Bontemps: The sign-and-trade for Terry Rozier (three years, $58 million) in Charlotte doesn't make any sense. Sure, the Hornets didn't have a point guard after losing Kemba Walker, but Tomas Satoransky and Delon Wright were both signed-and-traded for contracts that fit the midlevel exception -- half of Rozier's contract. Tyus Jones was signed by Memphis to a similarly reasonable deal. All of them are in the same range of player as Rozier. This is just the latest head-scratching move by Charlotte over the past decade. Honorable mention: Phoenix signing Rubio and having to trade two second-round picks to clear the space to do so.
Schmitz: Sacramento signing Harrison Barnes to $85 million over four years. The Kings clearly had money to spend, but this is more about taking away offensive volume from an exciting young core of De'Aaron Fox, Marvin Bagley and Bogdan Bogdanovic. Barnes is capable of functioning as a serviceable floor spacer, but at age 27, with that hefty price tag, he's likely to remain empowered to play his isolation-heavy, catch-and-hold style that doesn't figure to positively impact the development of Sacramento's young players.
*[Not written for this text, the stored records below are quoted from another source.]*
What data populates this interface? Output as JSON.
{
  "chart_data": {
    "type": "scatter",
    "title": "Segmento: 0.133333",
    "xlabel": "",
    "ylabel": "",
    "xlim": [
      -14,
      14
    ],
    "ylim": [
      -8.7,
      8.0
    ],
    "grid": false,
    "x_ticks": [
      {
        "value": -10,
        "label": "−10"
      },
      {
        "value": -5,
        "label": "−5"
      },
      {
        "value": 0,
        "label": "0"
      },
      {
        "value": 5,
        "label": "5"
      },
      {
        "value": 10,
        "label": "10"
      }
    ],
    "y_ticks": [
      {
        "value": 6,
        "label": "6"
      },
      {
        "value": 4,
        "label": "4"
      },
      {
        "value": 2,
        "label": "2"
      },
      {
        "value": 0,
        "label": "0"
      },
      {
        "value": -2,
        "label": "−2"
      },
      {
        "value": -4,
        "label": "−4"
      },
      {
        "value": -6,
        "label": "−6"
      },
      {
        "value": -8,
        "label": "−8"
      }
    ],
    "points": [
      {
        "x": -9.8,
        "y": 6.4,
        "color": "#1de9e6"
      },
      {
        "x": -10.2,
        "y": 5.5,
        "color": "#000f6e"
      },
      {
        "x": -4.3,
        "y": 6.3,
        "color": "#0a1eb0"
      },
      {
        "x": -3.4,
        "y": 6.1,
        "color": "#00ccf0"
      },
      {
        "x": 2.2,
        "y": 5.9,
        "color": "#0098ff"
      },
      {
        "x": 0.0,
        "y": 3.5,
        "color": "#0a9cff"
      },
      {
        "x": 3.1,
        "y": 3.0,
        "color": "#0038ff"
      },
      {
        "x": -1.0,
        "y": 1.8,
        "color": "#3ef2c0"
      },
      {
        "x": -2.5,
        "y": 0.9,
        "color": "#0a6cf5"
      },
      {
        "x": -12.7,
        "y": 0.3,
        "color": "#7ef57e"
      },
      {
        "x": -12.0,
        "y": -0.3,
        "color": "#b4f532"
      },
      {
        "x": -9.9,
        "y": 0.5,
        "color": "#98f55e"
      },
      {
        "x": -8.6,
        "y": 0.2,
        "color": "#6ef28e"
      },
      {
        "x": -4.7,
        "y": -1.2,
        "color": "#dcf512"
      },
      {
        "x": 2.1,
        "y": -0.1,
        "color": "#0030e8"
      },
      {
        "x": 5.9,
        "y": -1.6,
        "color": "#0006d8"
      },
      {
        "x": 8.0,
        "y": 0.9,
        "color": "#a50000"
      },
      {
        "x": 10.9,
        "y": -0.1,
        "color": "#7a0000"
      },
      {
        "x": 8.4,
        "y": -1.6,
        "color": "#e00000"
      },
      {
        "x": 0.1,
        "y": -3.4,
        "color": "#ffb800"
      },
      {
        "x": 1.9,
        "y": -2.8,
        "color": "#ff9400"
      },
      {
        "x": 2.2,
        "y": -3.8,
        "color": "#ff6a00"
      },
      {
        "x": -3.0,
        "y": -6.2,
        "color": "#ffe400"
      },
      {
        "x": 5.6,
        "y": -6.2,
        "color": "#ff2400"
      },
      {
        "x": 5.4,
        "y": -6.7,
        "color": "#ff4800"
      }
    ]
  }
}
Friedell: Crushing the Knicks for missing out on KD and Kyrie, after so many in the league thought they would land there is too easy, so ... I really like the Al Horford move for Philadelphia, but is Tobias Harris going to improve to a point where he will live up to his $180 million contract? Harris has lots of talent, but can he both take and make the big shots that Butler hit for this group? If Harris can elevate his game and Ben Simmons learns how to shoot with consistency, the Sixers can get out of the East. But by committing to Harris with that deal, they have to hope he's ready for the challenge.
McMenamin: The Hornets signing Rozier. Not only is he replacing one of the most beloved figures in franchise history in Kemba Walker; not only was he one of the major voices of unrest in a testy Boston locker room last season; not only did he once go 2-for-14 from the field (0-for-10 from 3) in a Game 7 at home with a trip to the Finals on the line; but we're also talking about a guy with career numbers of 38% shooting and 2.3 assists per game at point guard earning $19 million a year. It's mind-boggling.
Andrews: It was not so long ago that Paul George publicly declared his affection for Oklahoma City and chose to stay there and compete alongside Russell Westbrook rather than go to a Los Angeles team. That's why seeing him request a trade to the Clippers came as somewhat of a surprise. Yes, OKC was in a tough spot: Honor George's trade request and rebuild in a tight Western Conference or decline to trade him and potentially end up with a disgruntled star (see 2018-19 Anthony Davis). Now, though, the Thunder are at risk of losing their franchise player in Westbrook.